Setiap akhir pekan Benjamin menyempatkan dirinya untuk menjenguk Jean. Berangsur-angsur Jean pun semakin sehat berkat dukungan moril dari sahabat barunya, Benjamin. Pada suatu saat Benjamin sangat penasaran tentang penyakit yang di derita Jean, jadi dia putuskan untuk pergi ke Rumah Sakit tempat dimana Jean diperiksa dulu. Betapa kagetnya saat Benjamin menemukan fakta bahwa sahabatnya, Jean terjangkit HIV, penyakitnya merupakan turunan dari almarhumah ibunya. Mendadak bumi seperti terbelah dua bagi Benjamin. Benjamin pun mulai sedikit takut, ngeri dan risih dengan Jean.
Selang beberapa minggu telah berlalu, Benjamin tak lagi sering menjenguk Jean. Jean sedih karena merasa ditinggalkan dan dilupakan oleh sahabat satu-satunya yang sangat dia sayangi. Sore itu Benjamin duduk-duduk di bangku taman dimana dia menghabiskan waktunya bersama Jean dulu. Dia merenungkan banyak hal, pikirannya seperti sedang berkelana dalam dunia masa lalunya hingga ada suara seseorang yang membangunkan dia dari lamunannya itu. Suara itu adalah suara penjual makanan yang mengantarkan Benjamin ke rumah Jean dulu. “DOR!!! Sore-sore kok ngelamun? Kesambet baru kapok ntar!!”,kata penjual makanan itu dengan nada enyindir. “Abang bisa aja, ga lagi ngelamun kok. Cuman liat danau doing”, jawab Benjamin sambil terus memerhatikan danau. “Wah, lagi banyak pikiran nih kayaknya, meski kamu ga ngomong aku tau kok udah keliatan dari mukanya”,sahut si penjual. Benjaminpun menghela napas dan menunduk kepalanya. “Bukannya aku sok tau, tapi aku ada saran buat kamu. Pertahankanlah apa yang telah kau dapat sebelum kau menyesal karena telah melewatkannya”,kata penjual makanan itu sambil menepuk pundak Benjamin. Keadaan kembali sunyi, Benjamin sibuk dengan pemikirannya dan si penjual makanan itu pun sudah lama berlalu. Kata-kata penjual makanan itu menancap dalam benak Benjamin. Benjamin akhirnya sadar bahwa persahabatnnya dengan Jean adalah sesuatu yang pantas untuk diperjuangkan, tak peduli apapun Jean atau bagaimanaoun keadaan Jean, sahabat selalu saling memberi dan saling mengerti.
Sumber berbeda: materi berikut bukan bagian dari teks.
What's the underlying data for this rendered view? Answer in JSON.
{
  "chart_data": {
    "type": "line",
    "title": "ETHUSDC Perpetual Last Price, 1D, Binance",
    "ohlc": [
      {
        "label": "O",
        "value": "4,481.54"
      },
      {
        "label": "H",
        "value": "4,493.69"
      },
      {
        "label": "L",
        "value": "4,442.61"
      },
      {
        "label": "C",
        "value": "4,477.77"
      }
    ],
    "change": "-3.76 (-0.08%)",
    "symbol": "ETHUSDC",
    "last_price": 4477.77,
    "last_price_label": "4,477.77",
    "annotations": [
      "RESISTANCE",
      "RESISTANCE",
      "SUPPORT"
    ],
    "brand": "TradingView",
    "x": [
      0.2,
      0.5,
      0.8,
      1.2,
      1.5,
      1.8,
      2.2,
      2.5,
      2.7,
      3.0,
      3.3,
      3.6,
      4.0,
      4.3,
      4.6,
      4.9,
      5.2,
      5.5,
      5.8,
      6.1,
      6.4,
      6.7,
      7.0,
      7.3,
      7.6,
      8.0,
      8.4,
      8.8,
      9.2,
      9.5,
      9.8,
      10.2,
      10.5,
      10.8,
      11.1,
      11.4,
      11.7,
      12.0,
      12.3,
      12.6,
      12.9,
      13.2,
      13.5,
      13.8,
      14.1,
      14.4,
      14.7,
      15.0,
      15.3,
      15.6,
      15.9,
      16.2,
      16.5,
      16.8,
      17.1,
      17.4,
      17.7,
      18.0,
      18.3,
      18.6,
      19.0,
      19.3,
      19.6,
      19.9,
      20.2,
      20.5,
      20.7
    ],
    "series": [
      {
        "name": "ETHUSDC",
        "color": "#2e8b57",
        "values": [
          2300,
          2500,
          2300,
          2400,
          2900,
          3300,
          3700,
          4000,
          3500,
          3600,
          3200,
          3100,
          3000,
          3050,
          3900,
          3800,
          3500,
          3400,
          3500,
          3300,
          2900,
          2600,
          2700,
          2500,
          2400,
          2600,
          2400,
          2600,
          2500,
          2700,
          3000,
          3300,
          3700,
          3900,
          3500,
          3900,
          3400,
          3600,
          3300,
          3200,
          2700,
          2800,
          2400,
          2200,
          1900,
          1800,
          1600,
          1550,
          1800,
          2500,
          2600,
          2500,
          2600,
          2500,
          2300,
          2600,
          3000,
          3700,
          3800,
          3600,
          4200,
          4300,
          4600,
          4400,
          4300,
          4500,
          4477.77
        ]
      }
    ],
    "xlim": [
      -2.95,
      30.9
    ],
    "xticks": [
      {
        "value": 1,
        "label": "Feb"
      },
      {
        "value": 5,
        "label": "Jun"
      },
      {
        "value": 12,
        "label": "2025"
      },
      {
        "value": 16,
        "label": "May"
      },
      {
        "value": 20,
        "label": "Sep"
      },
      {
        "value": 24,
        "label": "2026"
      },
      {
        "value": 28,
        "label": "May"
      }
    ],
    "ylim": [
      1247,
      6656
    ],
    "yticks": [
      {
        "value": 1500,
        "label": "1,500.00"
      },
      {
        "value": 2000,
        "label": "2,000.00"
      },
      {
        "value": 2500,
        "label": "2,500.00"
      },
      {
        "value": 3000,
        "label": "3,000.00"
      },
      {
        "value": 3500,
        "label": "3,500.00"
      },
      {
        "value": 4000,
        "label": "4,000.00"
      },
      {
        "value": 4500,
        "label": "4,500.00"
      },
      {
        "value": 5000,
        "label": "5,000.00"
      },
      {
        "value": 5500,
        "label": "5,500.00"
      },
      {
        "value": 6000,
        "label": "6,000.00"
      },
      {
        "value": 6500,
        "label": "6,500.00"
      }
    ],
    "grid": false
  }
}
Awal musim panas Benjamin kembali menjenguk Jean. Benjamin menceritakan segalanya, termasuk tentang rahasia kecil Jean. Jean pun menangis sambil memeluk Benjamin, Benjamin hanya dapat mengelus rambutnya sambil berkata, “Aku bakal bantuin kamu kok, aku akan masuk ke universitas kedokteran untuk dapat mengobatimu”. Setelah itu Benjamin menceritakan bahwa dia telah berhasil mendapatkan beasiswa mendapat gelar dokter di sebuah universitas terkemuka. Setelah itu dua sahabat ini hanya dapat berkomunikasi melewati ponsel atau sebuah kartu pos.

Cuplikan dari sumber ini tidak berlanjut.